Cuando todo está paralizado…
En Ottawa reanudo mi rutina diaria al día siguiente. Soy profesor de francés en el Centre de Langues Internationales Charpentier, una escuela de idiomas para funcionarios del gobierno federal de Canadá. Doy clases de ocho a cuatro, de lunes a viernes. Y entre las cuatro y las cinco, me voy a casa, muy cansado. Veo una película de acción o un documental, con un vaso de vino o cerveza, en la televisión o en mi computadora por el resto de la noche. Mis fines de semana están reservados para leer y escribir o para mis actividades teatrales. En este sentido, soy el director artístico de una compañía cultural llamada Izuba (el sol).
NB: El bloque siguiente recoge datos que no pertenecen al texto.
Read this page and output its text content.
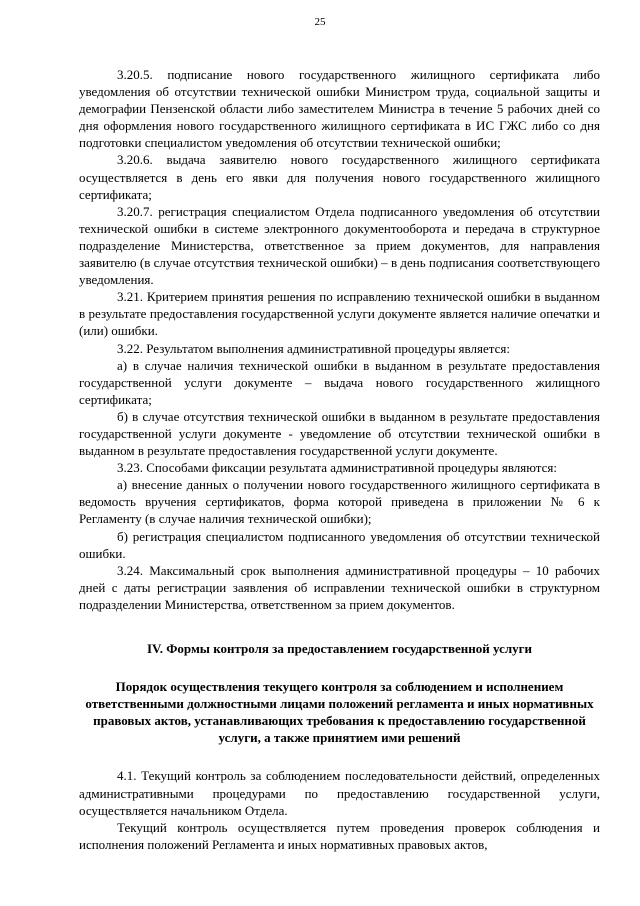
25

3.20.5. подписание нового государственного жилищного сертификата либо уведомления об отсутствии технической ошибки Министром труда, социальной защиты и демографии Пензенской области либо заместителем Министра в течение 5 рабочих дней со дня оформления нового государственного жилищного сертификата в ИС ГЖС либо со дня подготовки специалистом уведомления об отсутствии технической ошибки;

3.20.6. выдача заявителю нового государственного жилищного сертификата осуществляется в день его явки для получения нового государственного жилищного сертификата;

3.20.7. регистрация специалистом Отдела подписанного уведомления об отсутствии технической ошибки в системе электронного документооборота и передача в структурное подразделение Министерства, ответственное за прием документов, для направления заявителю (в случае отсутствия технической ошибки) – в день подписания соответствующего уведомления.

3.21. Критерием принятия решения по исправлению технической ошибки в выданном в результате предоставления государственной услуги документе является наличие опечатки и (или) ошибки.

3.22. Результатом выполнения административной процедуры является:

а) в случае наличия технической ошибки в выданном в результате предоставления государственной услуги документе – выдача нового государственного жилищного сертификата;

б) в случае отсутствия технической ошибки в выданном в результате предоставления государственной услуги документе - уведомление об отсутствии технической ошибки в выданном в результате предоставления государственной услуги документе.

3.23. Способами фиксации результата административной процедуры являются:

а) внесение данных о получении нового государственного жилищного сертификата в ведомость вручения сертификатов, форма которой приведена в приложении № 6 к Регламенту (в случае наличия технической ошибки);

б) регистрация специалистом подписанного уведомления об отсутствии технической ошибки.

3.24. Максимальный срок выполнения административной процедуры – 10 рабочих дней с даты регистрации заявления об исправлении технической ошибки в структурном подразделении Министерства, ответственном за прием документов.

IV. Формы контроля за предоставлением государственной услуги

Порядок осуществления текущего контроля за соблюдением и исполнением ответственными должностными лицами положений регламента и иных нормативных правовых актов, устанавливающих требования к предоставлению государственной услуги, а также принятием ими решений

4.1. Текущий контроль за соблюдением последовательности действий, определенных административными процедурами по предоставлению государственной услуги, осуществляется начальником Отдела.

Текущий контроль осуществляется путем проведения проверок соблюдения и исполнения положений Регламента и иных нормативных правовых актов,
En la televisión las noticias de Wuhan son alarmantes. El número de personas infectadas y de muertes aumenta día a día. Pero, desde mediados de marzo, el mal no es solo chino. Ya ha cruzado las fronteras. El Covid-19 se ha convertido en una pandemia mundial. Y no discrimina. Golpea en todas partes y en todos los ámbitos de la vida. Golpea tanto a los ricos como a los pobres. Tanto los trabajadores de “cuello blanco” como los de “cuello azul”. Y lo más importante, ¡no es racista! Este mal, del que se decía que diezmaba a los pueblos de los países pobres, golpeó primero a los de los países ricos, mostrando así su naturaleza impredecible. Iguala a la gente. Un proverbio alemán dice: “Arm und reich sind im Tode gleich” (“Pobre y rico son iguales en la muerte”). ¡Podrías decir lo mismo delante del Covid-19!
Ante el número de casos de personas infectadas y las muertes que aumentan cada día en todo el mundo, mis alumnos tienen miedo. Además, el Covid-19 ya está en Ottawa. El mal que viene de Wuhan está en nuestra puerta. Es el pánico general. Y el problema es que no sabes cuándo y dónde lo obtienes y de quién. La gente sospecha de los demás. Los alumnos piden a las autoridades escolares que sigan estudiando desde casa. Una encuesta a todos los estudiantes revela que todos prefieren quedarse en casa. Se entiende que queremos reducir el riesgo de contaminación lo más posible. Es una nueva experiencia para mí. Nunca he enseñado a distancia, pero no tengo elección. Ya he dicho que no soy una persona hogareña. Me gusta salir y socializar con la gente. Me gusta hablar, me gusta reír y oír risas, me gusta sentir, me gusta el espacio y me gusta el aire. Quedarme en casa es un dolor de cabeza para mí.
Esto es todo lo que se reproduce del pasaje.